Hello can anyone let me know how I did on these? (thats if you can read my notation)

Thank you
sincerly
Louise

Question #1 Write the below in expanded form and evaluate the sum. Answer correct to four decimal places.


\(\displaystyle \L \sum_{k=3}^{11} 2\(1/3) k-1\)

My Answer: a=2(1/3)^3-1 r=2

( i will just include the first and last of the series.)

2(1/3)^3-1+......+.....+......+.....+......+.....+2(1/3)^10-1

Sum9=2(1/3)^2(1-(1/3)^9)/ (1-1/3)
Sum9=.3333

 

[pka]

Why do you post the odd unreadable way that you do?
Are you really serious about mathematics?
If you are the you would learn to use TeX.
At the top of the this page, 'FORUM HELP' can show you how?

 

[Louise Johnson]

Thank you PKA. I knew there had to be a better way!

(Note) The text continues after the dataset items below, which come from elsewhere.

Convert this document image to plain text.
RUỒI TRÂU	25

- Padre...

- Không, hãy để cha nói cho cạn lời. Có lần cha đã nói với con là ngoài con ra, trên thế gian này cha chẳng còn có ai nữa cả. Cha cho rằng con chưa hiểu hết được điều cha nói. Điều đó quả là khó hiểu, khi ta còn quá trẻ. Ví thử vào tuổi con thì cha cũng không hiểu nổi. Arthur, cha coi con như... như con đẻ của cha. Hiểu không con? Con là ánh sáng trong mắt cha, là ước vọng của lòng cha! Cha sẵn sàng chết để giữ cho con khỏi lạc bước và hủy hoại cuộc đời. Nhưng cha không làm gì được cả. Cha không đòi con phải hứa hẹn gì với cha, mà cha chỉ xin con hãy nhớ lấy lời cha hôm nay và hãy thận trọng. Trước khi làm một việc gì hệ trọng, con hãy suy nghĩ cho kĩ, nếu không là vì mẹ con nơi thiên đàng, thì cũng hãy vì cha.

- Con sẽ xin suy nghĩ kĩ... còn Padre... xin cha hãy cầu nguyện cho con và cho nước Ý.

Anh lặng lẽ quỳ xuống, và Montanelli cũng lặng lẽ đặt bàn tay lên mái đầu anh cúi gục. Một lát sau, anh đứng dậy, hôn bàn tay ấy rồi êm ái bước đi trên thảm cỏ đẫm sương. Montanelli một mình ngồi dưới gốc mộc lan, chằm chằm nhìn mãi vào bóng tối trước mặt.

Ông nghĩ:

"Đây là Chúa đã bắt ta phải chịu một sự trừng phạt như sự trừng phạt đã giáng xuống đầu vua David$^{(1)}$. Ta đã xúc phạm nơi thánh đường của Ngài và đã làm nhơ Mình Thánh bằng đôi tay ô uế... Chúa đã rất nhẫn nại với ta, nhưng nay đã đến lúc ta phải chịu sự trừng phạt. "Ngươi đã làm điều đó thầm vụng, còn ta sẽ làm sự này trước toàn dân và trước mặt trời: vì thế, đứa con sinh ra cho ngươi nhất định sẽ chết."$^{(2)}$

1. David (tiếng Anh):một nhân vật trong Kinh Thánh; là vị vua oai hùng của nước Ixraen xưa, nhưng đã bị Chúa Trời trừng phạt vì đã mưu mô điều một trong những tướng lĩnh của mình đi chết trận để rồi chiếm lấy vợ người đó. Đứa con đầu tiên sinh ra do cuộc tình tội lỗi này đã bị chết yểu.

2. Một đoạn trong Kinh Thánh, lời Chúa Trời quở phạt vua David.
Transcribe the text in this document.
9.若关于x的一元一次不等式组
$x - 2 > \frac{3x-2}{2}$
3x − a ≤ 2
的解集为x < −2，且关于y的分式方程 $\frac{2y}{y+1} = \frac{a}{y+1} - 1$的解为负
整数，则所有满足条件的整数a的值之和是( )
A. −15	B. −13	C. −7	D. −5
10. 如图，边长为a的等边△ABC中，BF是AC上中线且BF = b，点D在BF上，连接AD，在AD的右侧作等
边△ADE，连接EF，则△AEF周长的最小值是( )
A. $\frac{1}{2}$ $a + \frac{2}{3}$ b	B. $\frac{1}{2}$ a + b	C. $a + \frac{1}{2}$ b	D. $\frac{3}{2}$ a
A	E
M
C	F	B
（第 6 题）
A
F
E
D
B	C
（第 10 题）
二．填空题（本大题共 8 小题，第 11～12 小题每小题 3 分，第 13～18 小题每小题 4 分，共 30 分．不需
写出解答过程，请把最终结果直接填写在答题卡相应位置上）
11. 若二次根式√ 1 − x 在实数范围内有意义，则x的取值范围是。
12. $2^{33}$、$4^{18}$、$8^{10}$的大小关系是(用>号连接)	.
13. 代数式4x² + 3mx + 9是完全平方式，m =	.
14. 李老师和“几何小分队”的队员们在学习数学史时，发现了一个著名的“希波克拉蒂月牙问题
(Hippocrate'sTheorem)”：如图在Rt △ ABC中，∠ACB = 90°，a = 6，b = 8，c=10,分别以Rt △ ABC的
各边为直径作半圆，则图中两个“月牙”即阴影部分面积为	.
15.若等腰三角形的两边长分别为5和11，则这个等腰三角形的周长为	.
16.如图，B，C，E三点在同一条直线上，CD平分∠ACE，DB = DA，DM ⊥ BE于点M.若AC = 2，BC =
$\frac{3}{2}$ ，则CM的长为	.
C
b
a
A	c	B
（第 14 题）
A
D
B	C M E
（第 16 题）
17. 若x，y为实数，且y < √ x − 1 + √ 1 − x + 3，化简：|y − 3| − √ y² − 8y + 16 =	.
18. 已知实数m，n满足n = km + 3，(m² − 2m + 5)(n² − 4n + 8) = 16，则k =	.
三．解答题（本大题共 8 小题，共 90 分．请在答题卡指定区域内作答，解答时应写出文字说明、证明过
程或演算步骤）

You are the first person to help clue me in.
Thank you again
Sincerly Louise
Ps yes I am serious about mathmatics...
Pss Looks like you could use some work on your grammar?

 

[pka]

Will wonders never cease?

 

[soroban]

Hello, Louise!

There's no need to shout . . .

1) Write the sum in expanded form and evaluate the sum to four decimal places.

. . \(\displaystyle \L \sum_{k=3}^{11} 2\left(\frac{1}{3}\right)^{k-1}\)

Expanded form: \(\displaystyle \L\:S\;=\;2\left(\frac{1}{3}\right)^2\,+\,2\left(\frac{1}{3}\right)^3\,+\,2\left(\frac{1}{3}\right)^4\,+\,\cdots\,+\,2\left(\frac{1}{3}\right)^{10}\)


We have: \(\displaystyle \L\:S \;=\;2\left(\frac{1}{3}\right)^2\,\underbrace{\left[1\,+\,\frac{1}{3}\,+\,\left(\frac{1}{3}\right)^2 \,+\,\left(\frac{1}{3}\right)^3\,+\,\cdots\,\left(\frac{1}{3}\right)^8\right]}_{\text{geometric series}}\)

The series has first term \(\displaystyle a\,=\,1\), common ratio \(\displaystyle r\,=\,\frac{1}{3}\), and \(\displaystyle 9\) terms.

. . Its sum is: \(\displaystyle \L\:1\cdot\frac{1\,-\,(\frac{1}{3})^9}{1\,-\,\frac{1}{3}} \;=\;\frac{\frac{19682}{19683}}{\frac{2}{3}} \;=\;\frac{9841}{6561}\)


Therefore: \(\displaystyle \L\:S\;=\;2\cdot\frac{1}{9}\cdot\frac{9841}{6561} \:=\:\frac{19,682}{59,049} \:\approx\:0.3333\)

 

[Louise Johnson]

Thank you Soroban, That is great to know I have something correct for a change. I have to say you make it look much much better and I am looking forward to the day when I can post it exactly like that !. I am on my way to learning the tex code but its an even slower process than the math!!
Thank you again
Louise